Whether a particular type of search is considered reasonable in the eyes of the law, is determined by balancing two important interests. On one side of the scale is the intrusion on an individual's Fourth Amendment rights. On the other side of the scale are legitimate government interests, such as public safety.
The extent to which an individual is protected by the Fourth Amendment depends, in part, on the location of the search or seizure. Minnesota v. Carter, 525 U.S. 83 (1998).
Searches and seizures inside a home without a warrant are presumptively unreasonable.
Payton v. New York, 445 U.S. 573 (1980).
However, there are some exceptions. A warrantless search may be lawful:
If an officer is given consent to search; Davis v. United States, 328 U.S. 582 (1946)
If the search is incident to a lawful arrest; United States v. Robinson, 414 U.S. 218 (1973)
If there is probable cause to search and exigent circumstances; Payton v. New York, 445 U.S. 573 (1980)
If the items are in plain view; Maryland v. Macon, 472 U.S. 463 (1985).
When an officer observes unusual conduct which leads him reasonably to conclude that criminal activity may be afoot, the officer may briefly stop the suspicious person and make reasonable inquiries aimed at confirming or dispelling the officer's suspicions.
Terry v. Ohio, 392 U.S. 1 (1968)
Minnesota v. Dickerson, 508 U.S. 366 (1993)
School officials need not obtain a warrant before searching a student who is under their authority; rather, a search of a student need only be reasonable under all the circumstances.
New Jersey v. TLO, 469 U.S. 325 (1985)
Where there is probable cause to believe that a vehicle contains evidence of a criminal activity, an officer may lawfully search any area of the vehicle in which the evidence might be found.
Arizona v. Gant, 129 S. Ct. 1710 (2009),
An officer may conduct a traffic stop if he has reasonable suspicion that a traffic violation has occurred or that criminal activity is afoot.
Berekmer v. McCarty, 468 U.S. 420 (1984),
United States v. Arvizu, 534 U.S. 266 (2002).
An officer may conduct a pat-down of the driver and passengers during a lawful traffic stop; the police need not believe that any occupant of the vehicle is involved in a criminal activity.

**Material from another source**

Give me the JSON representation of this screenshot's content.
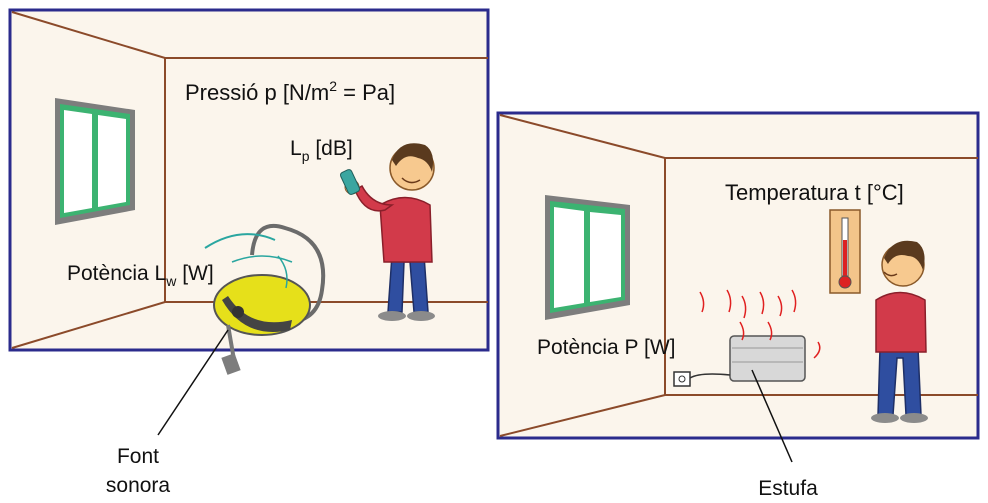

Arizona v. Johnson, 555 U.S. 323 (2009).
The use of a narcotics detection dog to walk around the exterior of a car subject to a valid traffic stop does not require reasonable, explainable suspicion.
Illinois v. Cabales, 543 U.S. 405 (2005).

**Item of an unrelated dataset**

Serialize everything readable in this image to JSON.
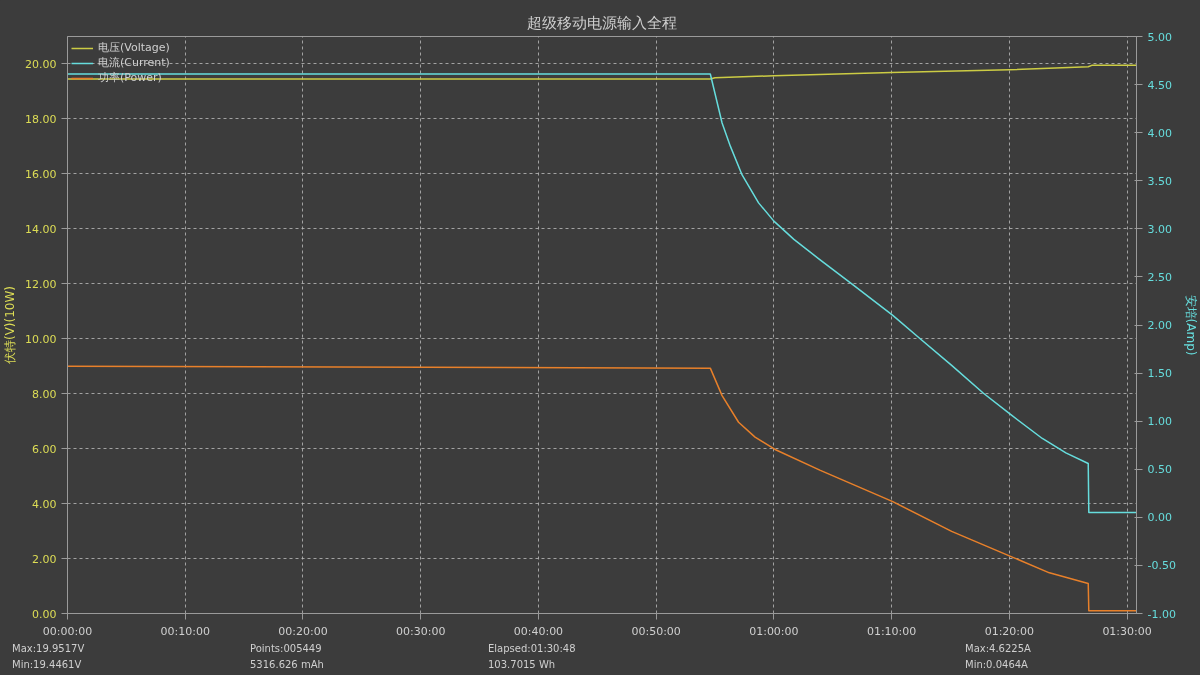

Special law enforcement concerns will sometimes justify highway stops without any individualized suspicion.
Illinois v. Lidster, 540 U.S. 419 (2004).
An officer at an international border may conduct routine stops and searches.
United States v. Montoya de Hernandez, 473 U.S. 531 (1985).
A state may use highway sobriety checkpoints for the purpose of combating drunk driving.
Michigan Dept. of State Police v. Sitz, 496 U.S. 444 (1990).
A state may set up highway checkpoints where the stops are brief and seek voluntary cooperation in the investigation of a recent crime that has occurred on that highway.
Illinois v. Lidster, 540 U.S. 419 (2004).
However, a state may not use a highway checkpoint program whose primary purpose is the discovery and interdiction of illegal narcotics.
City of Indianapolis v. Edmond, 531 U.S. 32 (2000).
DISCLAIMER: These resources are created by the Administrative Office of the U.S. Courts for educational purposes only. They may not reflect the current state of the law, and are not intended to provide legal advice, guidance on litigation, or commentary on any pending case or legislation.